Le patron de McLaren, Andrea Stella, a révélé que l’équipe envisageait de couvrir le choix précoce de Red Bull pour s’engager dans un stand supplémentaire du Grand Prix espagnol de Formule 1.
La décision de Red Bull de boxer Verstappen dès qu’il a abandonné la deuxième place à Lando Norris au tour 12 a inspiré une bataille stratégique intrigante pour s’engager à Barcelone.
McLaren a choisi de ne pas répondre avec l’un ou l’autre conducteur jusqu’à ce que huit tours se soient écoulés, garantissant que Verstappen a hérité de la tête une fois qu’Oscar Piastri a quitté les stands au 22e tour.
Mais alors que Verstappen était assuré de faire un voyage supplémentaire à travers les stands, le rythme de la foudre des Néerlandais lors de son troisième passage a créé un malaise à McLaren.
Même si l’assaut de la course de Verstappen s’est calmée, Stella a concédé que c’était une surprise que les trois arrêts se soient déroulés pour être une option plus compétitive que prévu.
Stella a expliqué que l’équipe basée à Woking avait accordé une considération immédiate pour se prémunir contre la menace potentielle que le pari de Red Bull aurait pu présenter.

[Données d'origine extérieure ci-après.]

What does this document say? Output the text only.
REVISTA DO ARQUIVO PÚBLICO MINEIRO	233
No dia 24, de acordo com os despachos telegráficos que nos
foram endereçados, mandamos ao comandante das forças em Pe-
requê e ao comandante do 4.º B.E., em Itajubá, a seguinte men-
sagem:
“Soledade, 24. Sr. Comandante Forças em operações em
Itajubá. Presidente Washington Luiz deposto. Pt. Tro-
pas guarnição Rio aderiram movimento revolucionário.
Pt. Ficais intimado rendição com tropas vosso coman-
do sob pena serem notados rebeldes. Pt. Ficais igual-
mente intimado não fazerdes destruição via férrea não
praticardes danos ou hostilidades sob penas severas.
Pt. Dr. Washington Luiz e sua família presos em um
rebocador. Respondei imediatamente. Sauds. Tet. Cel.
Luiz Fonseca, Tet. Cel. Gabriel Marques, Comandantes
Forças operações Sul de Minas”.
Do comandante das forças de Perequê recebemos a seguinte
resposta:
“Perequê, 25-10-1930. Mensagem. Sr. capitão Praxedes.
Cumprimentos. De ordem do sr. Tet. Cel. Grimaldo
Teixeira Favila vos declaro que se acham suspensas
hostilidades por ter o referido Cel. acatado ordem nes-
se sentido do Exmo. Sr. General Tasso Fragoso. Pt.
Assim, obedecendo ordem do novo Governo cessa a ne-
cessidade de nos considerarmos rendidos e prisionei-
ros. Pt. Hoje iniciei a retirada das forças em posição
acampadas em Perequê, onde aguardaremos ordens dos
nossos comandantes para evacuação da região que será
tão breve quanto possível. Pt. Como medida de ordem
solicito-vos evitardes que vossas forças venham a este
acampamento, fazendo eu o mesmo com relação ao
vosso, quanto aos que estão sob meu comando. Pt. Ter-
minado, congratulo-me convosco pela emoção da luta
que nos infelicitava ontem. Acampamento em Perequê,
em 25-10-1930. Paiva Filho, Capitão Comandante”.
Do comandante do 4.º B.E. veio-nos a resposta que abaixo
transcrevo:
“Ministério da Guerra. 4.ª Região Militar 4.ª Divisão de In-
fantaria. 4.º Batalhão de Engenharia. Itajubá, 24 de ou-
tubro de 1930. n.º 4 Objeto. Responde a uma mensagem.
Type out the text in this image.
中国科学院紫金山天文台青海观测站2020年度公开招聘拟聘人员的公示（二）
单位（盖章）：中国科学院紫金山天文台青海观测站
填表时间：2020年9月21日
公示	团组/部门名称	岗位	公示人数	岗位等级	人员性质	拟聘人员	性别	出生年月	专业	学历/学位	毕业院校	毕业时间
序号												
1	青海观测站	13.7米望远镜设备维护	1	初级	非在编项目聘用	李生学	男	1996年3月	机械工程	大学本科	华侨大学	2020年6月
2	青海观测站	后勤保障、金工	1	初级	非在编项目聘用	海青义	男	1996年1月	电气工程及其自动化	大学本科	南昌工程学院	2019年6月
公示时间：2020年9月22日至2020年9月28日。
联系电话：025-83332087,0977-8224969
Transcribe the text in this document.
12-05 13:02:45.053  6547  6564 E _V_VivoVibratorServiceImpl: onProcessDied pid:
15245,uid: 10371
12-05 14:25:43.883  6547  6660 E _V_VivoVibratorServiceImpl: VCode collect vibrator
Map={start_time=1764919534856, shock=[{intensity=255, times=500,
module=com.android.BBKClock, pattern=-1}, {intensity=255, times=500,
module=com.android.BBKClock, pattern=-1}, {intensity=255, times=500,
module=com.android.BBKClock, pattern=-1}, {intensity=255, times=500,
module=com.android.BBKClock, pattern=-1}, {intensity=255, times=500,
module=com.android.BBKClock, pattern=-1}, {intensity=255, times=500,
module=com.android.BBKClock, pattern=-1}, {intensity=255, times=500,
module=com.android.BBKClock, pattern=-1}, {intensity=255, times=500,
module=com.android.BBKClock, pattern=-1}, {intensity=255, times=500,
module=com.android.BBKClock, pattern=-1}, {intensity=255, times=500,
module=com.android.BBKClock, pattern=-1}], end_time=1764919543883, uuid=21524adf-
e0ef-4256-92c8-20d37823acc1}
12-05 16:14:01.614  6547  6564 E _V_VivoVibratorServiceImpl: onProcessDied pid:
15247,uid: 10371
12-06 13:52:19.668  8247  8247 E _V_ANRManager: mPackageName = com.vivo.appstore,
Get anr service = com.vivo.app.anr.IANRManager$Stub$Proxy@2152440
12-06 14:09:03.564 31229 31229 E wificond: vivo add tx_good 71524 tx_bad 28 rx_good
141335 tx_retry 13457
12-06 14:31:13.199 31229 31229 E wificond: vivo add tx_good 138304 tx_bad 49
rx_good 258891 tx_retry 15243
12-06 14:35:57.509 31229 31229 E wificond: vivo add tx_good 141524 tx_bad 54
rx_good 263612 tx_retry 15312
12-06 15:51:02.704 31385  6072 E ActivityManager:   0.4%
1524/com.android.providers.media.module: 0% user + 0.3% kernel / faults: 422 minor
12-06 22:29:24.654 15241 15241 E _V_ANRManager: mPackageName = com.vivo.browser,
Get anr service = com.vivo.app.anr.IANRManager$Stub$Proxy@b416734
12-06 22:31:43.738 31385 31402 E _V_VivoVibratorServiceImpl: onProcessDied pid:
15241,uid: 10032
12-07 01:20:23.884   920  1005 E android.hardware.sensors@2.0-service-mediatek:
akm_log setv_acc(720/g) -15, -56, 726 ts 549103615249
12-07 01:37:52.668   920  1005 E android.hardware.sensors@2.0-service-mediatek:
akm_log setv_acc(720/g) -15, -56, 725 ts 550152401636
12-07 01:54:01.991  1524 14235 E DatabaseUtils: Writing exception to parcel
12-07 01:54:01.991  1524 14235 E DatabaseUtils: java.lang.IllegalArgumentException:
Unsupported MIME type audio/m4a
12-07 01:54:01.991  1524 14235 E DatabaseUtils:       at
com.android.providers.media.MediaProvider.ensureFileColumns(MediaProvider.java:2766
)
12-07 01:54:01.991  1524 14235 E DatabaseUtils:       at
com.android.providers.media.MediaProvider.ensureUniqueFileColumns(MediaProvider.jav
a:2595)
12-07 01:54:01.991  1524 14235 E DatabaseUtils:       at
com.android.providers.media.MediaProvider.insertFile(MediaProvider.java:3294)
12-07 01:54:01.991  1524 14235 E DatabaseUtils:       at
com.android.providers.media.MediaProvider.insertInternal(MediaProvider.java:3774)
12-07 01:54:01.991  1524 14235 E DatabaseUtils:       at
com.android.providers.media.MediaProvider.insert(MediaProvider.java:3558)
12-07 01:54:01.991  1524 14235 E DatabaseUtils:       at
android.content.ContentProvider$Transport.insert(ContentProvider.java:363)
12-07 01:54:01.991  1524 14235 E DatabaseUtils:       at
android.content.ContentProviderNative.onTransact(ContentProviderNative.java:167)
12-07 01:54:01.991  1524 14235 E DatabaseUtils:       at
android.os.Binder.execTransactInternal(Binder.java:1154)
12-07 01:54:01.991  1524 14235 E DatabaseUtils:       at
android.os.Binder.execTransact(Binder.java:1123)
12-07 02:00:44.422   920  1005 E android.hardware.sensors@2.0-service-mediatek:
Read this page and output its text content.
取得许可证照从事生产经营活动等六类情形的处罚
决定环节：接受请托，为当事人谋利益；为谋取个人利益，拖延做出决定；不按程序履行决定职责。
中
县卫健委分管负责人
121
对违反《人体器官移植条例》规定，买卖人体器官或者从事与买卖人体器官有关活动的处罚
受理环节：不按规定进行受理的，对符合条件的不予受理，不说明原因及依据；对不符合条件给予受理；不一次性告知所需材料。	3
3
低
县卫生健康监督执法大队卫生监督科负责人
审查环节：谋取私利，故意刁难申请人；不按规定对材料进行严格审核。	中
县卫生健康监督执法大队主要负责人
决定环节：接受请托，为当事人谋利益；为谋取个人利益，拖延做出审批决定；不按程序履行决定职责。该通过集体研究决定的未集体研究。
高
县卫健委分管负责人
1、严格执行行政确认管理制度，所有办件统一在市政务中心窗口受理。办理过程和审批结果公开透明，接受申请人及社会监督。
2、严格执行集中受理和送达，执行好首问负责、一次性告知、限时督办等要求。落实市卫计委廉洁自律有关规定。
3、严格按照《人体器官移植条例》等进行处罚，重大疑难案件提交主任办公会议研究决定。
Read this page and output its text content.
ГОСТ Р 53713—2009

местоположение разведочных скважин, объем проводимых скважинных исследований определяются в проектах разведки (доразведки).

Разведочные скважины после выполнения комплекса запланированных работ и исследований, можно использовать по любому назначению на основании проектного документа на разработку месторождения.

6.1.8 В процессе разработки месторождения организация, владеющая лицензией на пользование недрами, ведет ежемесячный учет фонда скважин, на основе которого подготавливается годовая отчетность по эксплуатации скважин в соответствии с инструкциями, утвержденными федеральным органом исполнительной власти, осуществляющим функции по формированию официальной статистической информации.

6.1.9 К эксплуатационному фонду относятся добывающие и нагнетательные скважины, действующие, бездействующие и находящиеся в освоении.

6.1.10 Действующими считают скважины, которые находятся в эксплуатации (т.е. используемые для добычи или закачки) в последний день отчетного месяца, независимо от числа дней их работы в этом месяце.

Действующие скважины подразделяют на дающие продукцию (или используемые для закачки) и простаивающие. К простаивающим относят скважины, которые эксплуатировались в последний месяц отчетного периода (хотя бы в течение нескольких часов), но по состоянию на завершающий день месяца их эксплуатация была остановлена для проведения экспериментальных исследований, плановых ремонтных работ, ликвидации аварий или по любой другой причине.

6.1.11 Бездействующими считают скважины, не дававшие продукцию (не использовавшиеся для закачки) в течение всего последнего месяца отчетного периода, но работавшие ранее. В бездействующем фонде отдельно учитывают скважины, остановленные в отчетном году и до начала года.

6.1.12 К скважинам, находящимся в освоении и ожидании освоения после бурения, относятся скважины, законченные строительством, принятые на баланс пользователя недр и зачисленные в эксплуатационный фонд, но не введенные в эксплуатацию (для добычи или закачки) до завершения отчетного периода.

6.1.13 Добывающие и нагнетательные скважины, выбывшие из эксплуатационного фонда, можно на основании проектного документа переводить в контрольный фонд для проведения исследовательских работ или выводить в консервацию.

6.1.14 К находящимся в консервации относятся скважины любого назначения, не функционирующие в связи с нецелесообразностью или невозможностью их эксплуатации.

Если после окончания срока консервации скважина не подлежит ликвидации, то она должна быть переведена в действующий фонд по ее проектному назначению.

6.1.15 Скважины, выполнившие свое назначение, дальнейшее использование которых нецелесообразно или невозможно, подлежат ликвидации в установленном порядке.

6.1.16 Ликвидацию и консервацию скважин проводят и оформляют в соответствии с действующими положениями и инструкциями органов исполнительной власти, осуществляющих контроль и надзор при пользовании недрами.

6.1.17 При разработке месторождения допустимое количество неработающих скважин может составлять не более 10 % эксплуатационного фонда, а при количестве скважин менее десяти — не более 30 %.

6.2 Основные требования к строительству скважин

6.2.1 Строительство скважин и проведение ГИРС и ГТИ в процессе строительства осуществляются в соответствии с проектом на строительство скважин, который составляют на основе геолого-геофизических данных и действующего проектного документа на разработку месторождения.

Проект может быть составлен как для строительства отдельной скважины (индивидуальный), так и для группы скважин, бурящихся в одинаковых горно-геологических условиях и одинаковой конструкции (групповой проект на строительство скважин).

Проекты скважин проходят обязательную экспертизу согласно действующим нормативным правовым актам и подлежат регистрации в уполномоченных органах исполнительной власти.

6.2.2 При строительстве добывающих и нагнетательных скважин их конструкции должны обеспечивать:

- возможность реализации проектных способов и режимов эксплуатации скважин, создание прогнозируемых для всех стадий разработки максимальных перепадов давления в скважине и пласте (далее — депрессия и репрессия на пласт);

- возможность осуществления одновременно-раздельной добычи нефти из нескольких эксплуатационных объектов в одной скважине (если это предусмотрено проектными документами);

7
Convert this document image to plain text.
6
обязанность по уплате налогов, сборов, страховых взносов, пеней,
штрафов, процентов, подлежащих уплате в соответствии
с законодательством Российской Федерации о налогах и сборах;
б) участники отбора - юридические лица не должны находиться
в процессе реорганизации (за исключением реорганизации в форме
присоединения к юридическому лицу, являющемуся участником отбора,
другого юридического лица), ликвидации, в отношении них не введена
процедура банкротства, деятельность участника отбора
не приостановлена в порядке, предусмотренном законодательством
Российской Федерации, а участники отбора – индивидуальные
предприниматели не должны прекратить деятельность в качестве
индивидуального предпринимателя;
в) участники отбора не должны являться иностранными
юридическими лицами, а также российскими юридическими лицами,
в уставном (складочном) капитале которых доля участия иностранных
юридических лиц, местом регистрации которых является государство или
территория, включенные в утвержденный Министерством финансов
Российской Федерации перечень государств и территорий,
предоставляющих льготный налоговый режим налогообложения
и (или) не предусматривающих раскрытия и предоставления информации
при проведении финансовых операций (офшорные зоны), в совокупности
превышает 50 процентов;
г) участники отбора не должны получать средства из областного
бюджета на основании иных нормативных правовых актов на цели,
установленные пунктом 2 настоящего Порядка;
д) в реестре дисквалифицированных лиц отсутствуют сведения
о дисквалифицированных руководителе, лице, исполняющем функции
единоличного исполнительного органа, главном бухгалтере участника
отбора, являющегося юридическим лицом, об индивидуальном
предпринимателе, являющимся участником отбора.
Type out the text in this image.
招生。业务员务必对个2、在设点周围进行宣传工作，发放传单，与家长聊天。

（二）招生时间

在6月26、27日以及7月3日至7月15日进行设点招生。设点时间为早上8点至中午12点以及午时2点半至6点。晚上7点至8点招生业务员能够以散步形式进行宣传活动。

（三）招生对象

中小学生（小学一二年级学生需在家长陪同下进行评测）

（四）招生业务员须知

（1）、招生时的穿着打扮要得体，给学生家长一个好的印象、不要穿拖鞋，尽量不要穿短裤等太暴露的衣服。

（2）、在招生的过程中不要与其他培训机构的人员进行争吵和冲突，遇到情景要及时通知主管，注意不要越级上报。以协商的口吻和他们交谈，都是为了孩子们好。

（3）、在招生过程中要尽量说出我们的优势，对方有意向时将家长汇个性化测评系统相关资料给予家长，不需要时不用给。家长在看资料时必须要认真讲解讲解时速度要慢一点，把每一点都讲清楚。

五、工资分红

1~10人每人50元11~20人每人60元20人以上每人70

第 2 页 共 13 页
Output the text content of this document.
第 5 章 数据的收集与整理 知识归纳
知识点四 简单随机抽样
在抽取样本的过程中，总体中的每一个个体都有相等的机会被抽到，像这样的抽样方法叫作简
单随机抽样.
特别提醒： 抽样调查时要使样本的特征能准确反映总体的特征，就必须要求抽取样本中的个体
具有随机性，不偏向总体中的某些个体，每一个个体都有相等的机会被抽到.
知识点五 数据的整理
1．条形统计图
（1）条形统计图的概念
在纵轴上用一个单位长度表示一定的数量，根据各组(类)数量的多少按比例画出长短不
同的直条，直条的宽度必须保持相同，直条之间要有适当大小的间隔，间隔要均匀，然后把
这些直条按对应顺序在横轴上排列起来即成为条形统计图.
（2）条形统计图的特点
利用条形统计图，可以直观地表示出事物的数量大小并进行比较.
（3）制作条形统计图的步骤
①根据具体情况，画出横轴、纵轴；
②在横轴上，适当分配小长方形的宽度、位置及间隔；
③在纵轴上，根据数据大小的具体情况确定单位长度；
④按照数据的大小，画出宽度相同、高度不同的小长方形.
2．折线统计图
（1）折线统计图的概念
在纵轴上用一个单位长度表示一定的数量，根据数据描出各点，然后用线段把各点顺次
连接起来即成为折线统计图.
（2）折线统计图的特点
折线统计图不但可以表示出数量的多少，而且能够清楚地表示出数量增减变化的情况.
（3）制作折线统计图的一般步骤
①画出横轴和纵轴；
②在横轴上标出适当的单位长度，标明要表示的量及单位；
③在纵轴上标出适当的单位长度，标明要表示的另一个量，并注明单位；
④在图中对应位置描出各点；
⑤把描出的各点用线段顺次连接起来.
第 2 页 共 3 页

« Quand il s’est arrêté sur le tour où il s’est arrêté, il était clair que c’était un trois arrêts », a déclaré Stella aux médias, y compris Semaine de sport automobile.
«Le premier arrêt, car à partir de là avec deux ensembles, c’est à peu près impossible. Il est trop sous-optimal d’opter pour un deux arrêts lorsque vous vous arrêtez si tôt.
«Mais pour nous, pour être honnête, cela n’a rien changé parce que nous avons pensé un instant si nous devons faire de même.
«Nous avons décidé que nous ne devrions pas, à l’époque, il n’y avait aucune indication que nous aurions dû faire un trois arrêts.
«Si quoi que ce soit, au milieu de la course, Verstappen était plus rapide que prévu. Il nous a mis sous beaucoup de pression.
« Mais nos pilotes à la fin du deuxième passage ont trouvé ce petit peu de performance qui nous a permis de gérer le deuxième arrêt de conserver la première et la deuxième position. »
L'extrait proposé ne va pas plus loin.